Meine Güte sah der Gipfelhang zum Castor schön aus. Ca. 40-45° steil und bester Trittfirn. Im Anschluß an den Castor erschließt sich der lange Lyskamm.

© Lisanne 2005
Castor

© Lisanne 2005
Pollux

Im Anstieg zum Zwillingsjoch (3.845) zwischen Pollux und Castor machte sich dann das fehlende Frühstück bemerkbar. Da halfen auch keine Müsliriegel und kein pappsüßer Eistee mehr. Die Energie war für heute im Eimer und Castor und Pollux gestorben. Es hat nicht mehr für die letzten 380hm gereicht, denn irgendwie muß man ja auch noch an den Rückweg denken.

Der zog sich dann erschöpfend lange mit vielen Pausen hin. So ein Anfall von absolutem Energiemangel ist dann in der Höhe garnicht so ohne und ist fast durch keine Pause oder Nahrungsaufnahme mehr zu beheben. Ich kann es nachempfinden, da ich auch schon mal 100m vor einer Hütte liegengeblieben bin. Bewegung funktioniert nur noch mechanisch unter Aufbietung sämtlicher Willenskraft.

Ein bißchen mulmig war mir durch die Spaltenzone. Als Seilerste habe ich lieber jeden Schritt abgecheckt, denn mir war klar, wenn ich einbreche, dann wird mein Begleiter mich in der Verfassung nicht halten können oder gar fixieren. Das macht dann die Zweierseilschaft doppelt brisant.

Irgendwann ging auch der mühsame Hatsch durch den Sulz zur Seilbahnstation von Kleinmatterhorn zu Ende.

Am Samstag Abend wechseln wir über auf den altgekannten Campingplatz Kapellenweg in Saas Grund.

www.kapellenweg.ch

 

Sonntag, 24.07.05

Der Wetterbericht für heute ist nicht so prall. Morgens eher Regen, ab mittag heiterer. Wir entschließen uns trotzdem, die erste Bahn nach Hohsaas zu nehmen und zum Weismies durchzustarten. Diesmal mit Frühstück und ohne Hetze. Das Zelt können wir dankenswerterweise stehen lassen. Service des Hauses, da erinnert man sich gern dran und kommt jedes Jahr wieder.

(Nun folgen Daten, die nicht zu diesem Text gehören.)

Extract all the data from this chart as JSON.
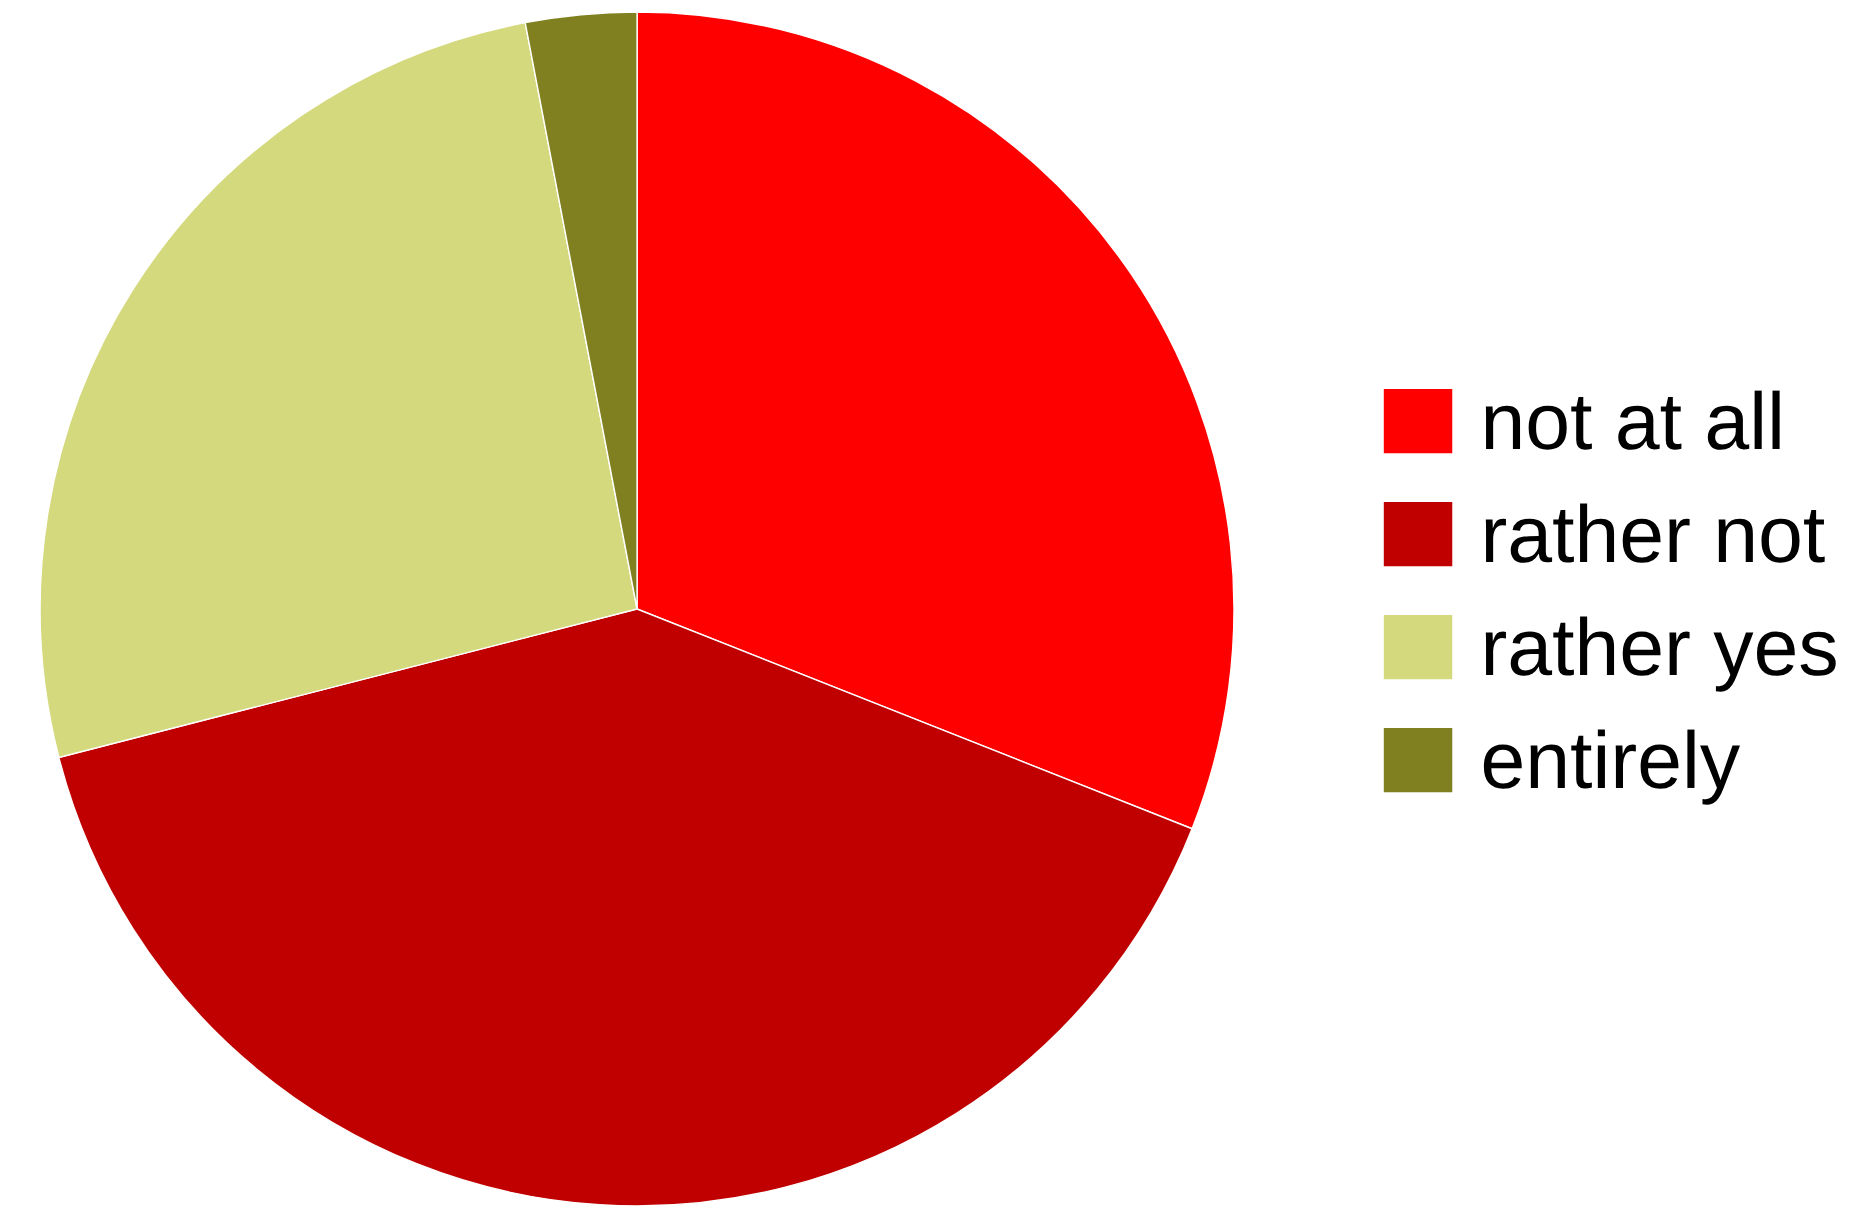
{
  "chart_data": {
    "type": "pie",
    "categories": [
      "not at all",
      "rather not",
      "rather yes",
      "entirely"
    ],
    "values": [
      31,
      40,
      26,
      3
    ],
    "colors": [
      "#ff0000",
      "#c00000",
      "#d4d97e",
      "#808020"
    ],
    "legend": "right"
  }
}
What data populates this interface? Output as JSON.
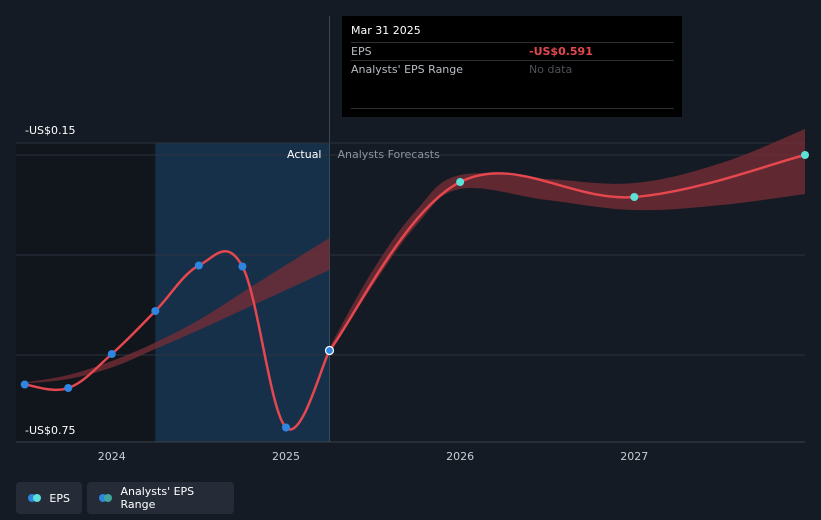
{
  "tooltip": {
    "date": "Mar 31 2025",
    "rows": [
      {
        "label": "EPS",
        "value": "-US$0.591"
      },
      {
        "label": "Analysts' EPS Range",
        "value": "No data"
      }
    ]
  },
  "legend": [
    {
      "label": "EPS",
      "colors": [
        "#2f86e0",
        "#5ce0d8"
      ]
    },
    {
      "label": "Analysts' EPS Range",
      "colors": [
        "#2f86e0",
        "#42a59c"
      ]
    }
  ],
  "colors": {
    "background": "#151b24",
    "actual_point": "#2f86e0",
    "forecast_point": "#5ce0d8",
    "line": "#e5474e",
    "band": "#7a2e36",
    "actual_region": "#17304a",
    "past_region": "#11151c"
  },
  "chart_data": {
    "type": "line",
    "title": "",
    "ylim": [
      -0.75,
      -0.15
    ],
    "y_ticks": [
      {
        "value": -0.15,
        "label": "-US$0.15"
      },
      {
        "value": -0.75,
        "label": "-US$0.75"
      }
    ],
    "y_gridlines": [
      -0.15,
      -0.2,
      -0.4,
      -0.6
    ],
    "xlim": [
      2023.45,
      2027.98
    ],
    "x_ticks": [
      {
        "value": 2024.0,
        "label": "2024"
      },
      {
        "value": 2025.0,
        "label": "2025"
      },
      {
        "value": 2026.0,
        "label": "2026"
      },
      {
        "value": 2027.0,
        "label": "2027"
      }
    ],
    "actual_region_start": 2024.25,
    "divider_x": 2025.25,
    "section_labels": {
      "actual": "Actual",
      "forecast": "Analysts Forecasts"
    },
    "series": [
      {
        "name": "EPS",
        "points": [
          {
            "x": 2023.5,
            "y": -0.659
          },
          {
            "x": 2023.75,
            "y": -0.666
          },
          {
            "x": 2024.0,
            "y": -0.598
          },
          {
            "x": 2024.25,
            "y": -0.512
          },
          {
            "x": 2024.5,
            "y": -0.421
          },
          {
            "x": 2024.75,
            "y": -0.423
          },
          {
            "x": 2025.0,
            "y": -0.745
          },
          {
            "x": 2025.25,
            "y": -0.591
          }
        ]
      },
      {
        "name": "EPS forecast",
        "points": [
          {
            "x": 2025.25,
            "y": -0.591
          },
          {
            "x": 2026.0,
            "y": -0.254
          },
          {
            "x": 2027.0,
            "y": -0.284
          },
          {
            "x": 2027.98,
            "y": -0.2
          }
        ]
      }
    ],
    "band_actual": {
      "x": [
        2023.5,
        2023.75,
        2024.0,
        2024.25,
        2024.5,
        2024.75,
        2025.0,
        2025.25
      ],
      "upper": [
        -0.655,
        -0.64,
        -0.612,
        -0.575,
        -0.53,
        -0.475,
        -0.42,
        -0.366
      ],
      "lower": [
        -0.657,
        -0.648,
        -0.625,
        -0.588,
        -0.55,
        -0.51,
        -0.47,
        -0.43
      ]
    },
    "band_forecast": {
      "x": [
        2025.25,
        2025.5,
        2025.75,
        2026.0,
        2026.5,
        2027.0,
        2027.5,
        2027.98
      ],
      "upper": [
        -0.585,
        -0.43,
        -0.31,
        -0.24,
        -0.248,
        -0.256,
        -0.216,
        -0.148
      ],
      "lower": [
        -0.597,
        -0.46,
        -0.34,
        -0.268,
        -0.29,
        -0.31,
        -0.3,
        -0.278
      ]
    }
  }
}
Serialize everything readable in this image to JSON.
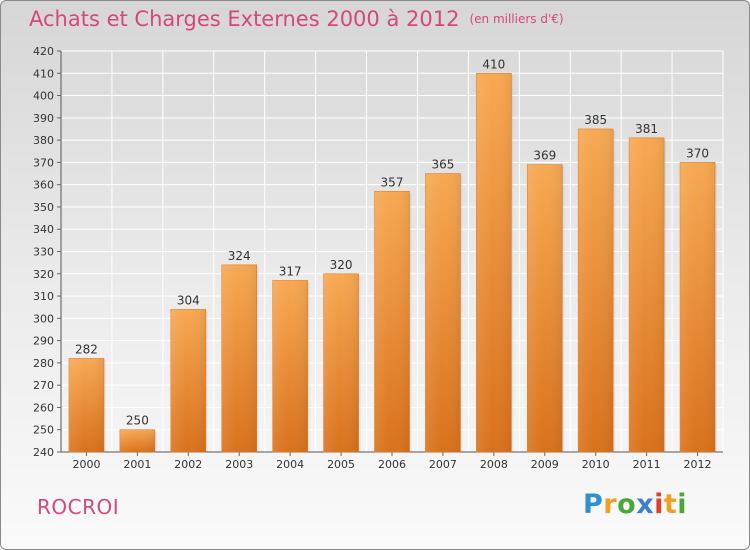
{
  "chart_data": {
    "type": "bar",
    "title": "Achats et Charges Externes 2000 à 2012",
    "subtitle": "(en milliers d'€)",
    "categories": [
      "2000",
      "2001",
      "2002",
      "2003",
      "2004",
      "2005",
      "2006",
      "2007",
      "2008",
      "2009",
      "2010",
      "2011",
      "2012"
    ],
    "values": [
      282,
      250,
      304,
      324,
      317,
      320,
      357,
      365,
      410,
      369,
      385,
      381,
      370
    ],
    "ylim": [
      240,
      420
    ],
    "yticks": [
      240,
      250,
      260,
      270,
      280,
      290,
      300,
      310,
      320,
      330,
      340,
      350,
      360,
      370,
      380,
      390,
      400,
      410,
      420
    ],
    "grid": true,
    "bar_color": "#f08a30"
  },
  "footer": {
    "town": "ROCROI",
    "brand": "Proxiti"
  },
  "colors": {
    "title": "#d4487e",
    "bar_light": "#f7a85a",
    "bar_dark": "#d8721e"
  }
}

Wir nehmen die erste Bahn auf Hohsaas (3.100m) Auf Hohsaas sieht es genauso scheußlich aus, wie auf Allalin oder Kleinmatterhorn. Die Gegend ist eigentlich nur im Winter mit Puderzucker hübsch. Im Sommer sind dies alles Schutthügel mit mehr oder minder vielen Baggern, Seilbahnschrott, Beschneiungsanlagen und sonstige Materialschlachten um den zahlenden Skifahrkunden.

Mit uns starten noch einige Recken, doch die meisten übernachten für teuer Geld auf den Weismieshütten oder Hohsaas. Es geht aber auch als Tagestour. Darf allerdings nix schiefgehen, denn die letzte Bahn fährt um 16:30.

Das Wetter ist nicht wirklich schlecht, das Weismies, der Gipfel und die Karawane ist noch einwandfrei zu erkennen. Hoffnung keimt in uns auf. Wir steigen eine kurze Dreckhalde bis zum Triftgletscher auf, wo allgemeines Aufrödeln angesagt ist.

Wie immer geht es herrlich international zu. Es hat seine Vorteile, der einen oder anderen Sprache mächtig zu sein. Man lernt viele interessante Leute kennen.

Der Triftgletscher ist schon fast aper und hier lauern nicht so viele Spalte wie tags zuvor. Wir nehmen den ersten steilen Firnhang in den Eisbruch, der perfekte Bedingungen bietet.

© Lisanne 2005
Blick ins Saaser Tal

Auch hier keine Spaltendramatik und wenige, aber interessante Blankeisstellen.

© Lisanne 2005
Seilschaft im Eisbruch

© Lisanne 2005
Eisbruch Weissmies

Nun wird es etwas steiler (35°) und wir kommen ab 3.400m tüchtig ins Schnaufen. Nun muß man öfter anhalten. Gott sei Dank kommen zwischendurch auch mal etwas flachere Passagen. Natürlich kommen uns mittlerweile Heerscharen vom Gipfel entgegen und man könnte an den Schlüsselstellen bestimmt bis zum Abend warten, um alle vorbeizulassen. Irgendwann reicht uns das Entgegenkommen dann und wir bahnen uns den Weg, wobei wir versuchen, fair zu bleiben.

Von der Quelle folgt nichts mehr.